Our first sub-genre of country music is patriotic country. Including songs such as ‘Courtesy of the Red, White, and Blue’ by Toby Keith and ‘God Bless the USA’ by Lee Brice, you can hear this music blaring from speakers every Fourth of July. If my life were a patriotic country song, first I’d need a dramatic makeover. I’d go to the gym and get ripped, get a bald eagle tattooed across my newly massive chest, and cover my arms with military insignias. Then, I’d need a new wardrobe: an American flag tank top torn in half to reveal the bald eagle taking flight from my chest, combat boots and camouflage pants. I’d buy myself a massive truck, probably a 1776 Ford F850 and fly some American flags out of the bed.
Next up, we have the kind of country that everyone likes to make fun of: party country. Filled with pounding beats and stereotypical lyrics about drinking and dancing and driving down backroads.
If my life were a party country song like ‘Kick the Dust Up’ by Luke Bryan, ‘Drunk on a Plane’ by Dierks Bentley and ‘House Party’ by Sam Hunt, I’d start with finding every club and honky-tonk and county-line bar within a hundred-mile radius so I could spend all of my spare time at the bar, drinking Jack Daniels and trying to pick up girls.
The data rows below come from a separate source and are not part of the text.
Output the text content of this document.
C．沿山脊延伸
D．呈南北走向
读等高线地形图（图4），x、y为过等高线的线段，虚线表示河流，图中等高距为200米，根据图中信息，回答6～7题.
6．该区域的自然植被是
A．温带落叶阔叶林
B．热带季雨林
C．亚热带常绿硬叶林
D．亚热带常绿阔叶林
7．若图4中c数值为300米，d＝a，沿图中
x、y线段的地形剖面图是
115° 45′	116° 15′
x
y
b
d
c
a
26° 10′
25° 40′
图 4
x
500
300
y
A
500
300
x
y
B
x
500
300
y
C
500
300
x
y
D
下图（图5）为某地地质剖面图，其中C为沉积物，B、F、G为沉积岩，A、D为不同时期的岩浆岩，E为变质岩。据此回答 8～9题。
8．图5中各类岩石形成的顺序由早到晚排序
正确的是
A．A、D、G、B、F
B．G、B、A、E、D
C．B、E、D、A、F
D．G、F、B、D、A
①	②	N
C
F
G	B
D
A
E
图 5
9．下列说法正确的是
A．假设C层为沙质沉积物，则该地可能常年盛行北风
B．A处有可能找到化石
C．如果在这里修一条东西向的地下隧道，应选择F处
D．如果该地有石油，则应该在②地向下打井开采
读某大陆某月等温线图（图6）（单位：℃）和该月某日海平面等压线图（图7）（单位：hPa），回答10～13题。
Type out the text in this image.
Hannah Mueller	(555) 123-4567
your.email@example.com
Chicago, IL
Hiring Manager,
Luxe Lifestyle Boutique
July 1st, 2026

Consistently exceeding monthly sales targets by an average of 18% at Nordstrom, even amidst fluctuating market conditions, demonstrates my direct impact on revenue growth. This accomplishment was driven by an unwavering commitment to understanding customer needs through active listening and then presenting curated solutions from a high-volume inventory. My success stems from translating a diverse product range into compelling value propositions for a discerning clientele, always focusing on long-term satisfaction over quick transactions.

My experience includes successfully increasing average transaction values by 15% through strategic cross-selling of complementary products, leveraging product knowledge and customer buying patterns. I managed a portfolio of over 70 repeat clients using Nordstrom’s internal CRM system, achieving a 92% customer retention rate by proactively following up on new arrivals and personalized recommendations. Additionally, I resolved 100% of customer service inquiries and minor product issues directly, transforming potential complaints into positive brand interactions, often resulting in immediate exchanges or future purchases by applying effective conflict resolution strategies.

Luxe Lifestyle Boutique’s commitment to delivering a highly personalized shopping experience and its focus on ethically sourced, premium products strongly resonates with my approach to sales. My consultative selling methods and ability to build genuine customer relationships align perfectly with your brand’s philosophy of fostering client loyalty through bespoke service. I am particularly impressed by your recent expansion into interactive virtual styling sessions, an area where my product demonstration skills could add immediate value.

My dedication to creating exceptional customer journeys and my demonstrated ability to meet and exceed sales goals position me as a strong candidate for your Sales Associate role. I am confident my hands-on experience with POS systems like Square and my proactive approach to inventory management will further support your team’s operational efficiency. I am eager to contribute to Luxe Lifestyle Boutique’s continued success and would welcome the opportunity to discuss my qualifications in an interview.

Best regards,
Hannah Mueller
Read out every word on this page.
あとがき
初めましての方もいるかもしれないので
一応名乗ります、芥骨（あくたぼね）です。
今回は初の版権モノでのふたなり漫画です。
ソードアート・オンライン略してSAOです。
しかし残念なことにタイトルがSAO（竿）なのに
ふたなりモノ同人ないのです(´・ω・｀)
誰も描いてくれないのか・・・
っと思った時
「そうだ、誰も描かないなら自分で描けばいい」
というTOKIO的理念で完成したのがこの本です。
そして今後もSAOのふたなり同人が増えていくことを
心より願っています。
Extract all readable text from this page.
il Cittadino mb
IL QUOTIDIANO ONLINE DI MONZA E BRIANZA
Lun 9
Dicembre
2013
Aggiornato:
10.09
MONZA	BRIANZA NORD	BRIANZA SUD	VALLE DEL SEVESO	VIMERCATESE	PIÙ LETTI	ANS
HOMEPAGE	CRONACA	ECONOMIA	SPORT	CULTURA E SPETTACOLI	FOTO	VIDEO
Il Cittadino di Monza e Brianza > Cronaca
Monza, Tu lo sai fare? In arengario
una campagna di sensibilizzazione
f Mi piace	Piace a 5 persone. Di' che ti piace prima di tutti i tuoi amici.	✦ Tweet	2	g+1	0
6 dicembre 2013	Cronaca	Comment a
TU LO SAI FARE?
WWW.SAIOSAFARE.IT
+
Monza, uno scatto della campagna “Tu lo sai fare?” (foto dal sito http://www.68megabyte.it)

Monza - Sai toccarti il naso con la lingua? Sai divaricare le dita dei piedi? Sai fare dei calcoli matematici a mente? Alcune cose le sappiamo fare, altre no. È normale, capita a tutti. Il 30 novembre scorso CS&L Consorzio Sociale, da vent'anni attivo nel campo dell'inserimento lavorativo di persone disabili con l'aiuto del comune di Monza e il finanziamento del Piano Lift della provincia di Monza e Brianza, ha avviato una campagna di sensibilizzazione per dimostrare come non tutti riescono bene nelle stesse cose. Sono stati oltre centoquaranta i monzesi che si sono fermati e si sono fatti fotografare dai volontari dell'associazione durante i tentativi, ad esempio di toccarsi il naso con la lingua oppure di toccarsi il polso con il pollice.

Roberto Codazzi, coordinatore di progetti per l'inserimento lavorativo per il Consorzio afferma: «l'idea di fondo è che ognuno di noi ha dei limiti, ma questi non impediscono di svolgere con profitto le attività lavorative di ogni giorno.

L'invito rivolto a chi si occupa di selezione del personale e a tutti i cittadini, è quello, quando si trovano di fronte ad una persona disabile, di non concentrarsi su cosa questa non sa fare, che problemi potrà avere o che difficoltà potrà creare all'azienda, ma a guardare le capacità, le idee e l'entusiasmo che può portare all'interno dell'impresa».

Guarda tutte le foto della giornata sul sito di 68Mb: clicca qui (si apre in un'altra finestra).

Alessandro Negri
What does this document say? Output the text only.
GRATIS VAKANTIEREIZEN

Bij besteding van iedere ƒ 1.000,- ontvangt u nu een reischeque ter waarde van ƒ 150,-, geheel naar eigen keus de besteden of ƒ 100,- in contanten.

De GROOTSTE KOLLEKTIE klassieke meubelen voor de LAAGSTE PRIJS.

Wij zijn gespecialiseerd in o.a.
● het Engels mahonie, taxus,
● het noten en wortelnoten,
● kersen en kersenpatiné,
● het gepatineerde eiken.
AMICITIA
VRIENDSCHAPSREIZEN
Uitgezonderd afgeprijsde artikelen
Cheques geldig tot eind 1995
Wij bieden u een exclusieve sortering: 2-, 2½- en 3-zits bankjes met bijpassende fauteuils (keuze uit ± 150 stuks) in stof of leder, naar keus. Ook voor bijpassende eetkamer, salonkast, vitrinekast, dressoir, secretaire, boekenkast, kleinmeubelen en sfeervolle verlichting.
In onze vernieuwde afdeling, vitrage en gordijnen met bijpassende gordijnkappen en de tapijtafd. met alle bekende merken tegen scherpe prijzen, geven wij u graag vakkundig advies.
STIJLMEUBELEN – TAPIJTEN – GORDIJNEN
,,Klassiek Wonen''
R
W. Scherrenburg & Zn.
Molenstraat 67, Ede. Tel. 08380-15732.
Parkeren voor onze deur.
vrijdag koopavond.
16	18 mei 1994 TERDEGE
As soon as I managed to dance with a girl, we’d go out to my truck and spend the rest of the night driving down backroads (Are there really that many backroads in the South?), pedal to the metal. And when we get pulled over, we’ll only get a warning from the blue lights, because no one in country music ever gets a ticket.
And now, we have sappy country. Different from sad country which talks about girls after they break up with us, and after party country stage of picking up girls at honky-tonks, supposing we actually manage to get girls when our primary pickup line is “hey girl”, this talks about what we’re going to do after we get those girls. Songs like ‘Die a Happy Man’ by Thomas Rhett, ‘Perfect Storm’ by Brad Paisley and ‘Love Like Crazy’ by Lee Brice exemplify this sub-genre.
If my life were a sappy country song, I’d go out and learn how to play a few chords on a guitar, then pick up a girl and sing her love songs all the time. Presumably, she would fall madly in love with me, then we would get married and live happily ever after.
Unless my life were like a sad country song like ‘Watching Airplanes’ by Gary Allen, ‘Mine Would Be You’ by Blake Shelton, or ‘Just To See You Smile’ by Tim McGraw. Even after all I could do, she still leaves me and I’m stuck at home wiping the teardrops from my guitar. I wallow in my own self-pity for a couple days and drive around town looking for her. According to Gary Allen, I might even ‘watch airplanes as they take off and fly, wonder which one she might be on, and why she don’t love me anymore’. But eventually, there’s only so much time that I can play my guitar pathetically on the street corner before my buddies come and start helping me get over her.
And the cycle starts over again. I pick myself up off the street, grab my guitar, and head to the bar with my buddies, where I have a few drinks, lose my inhibitions, and start dancing again.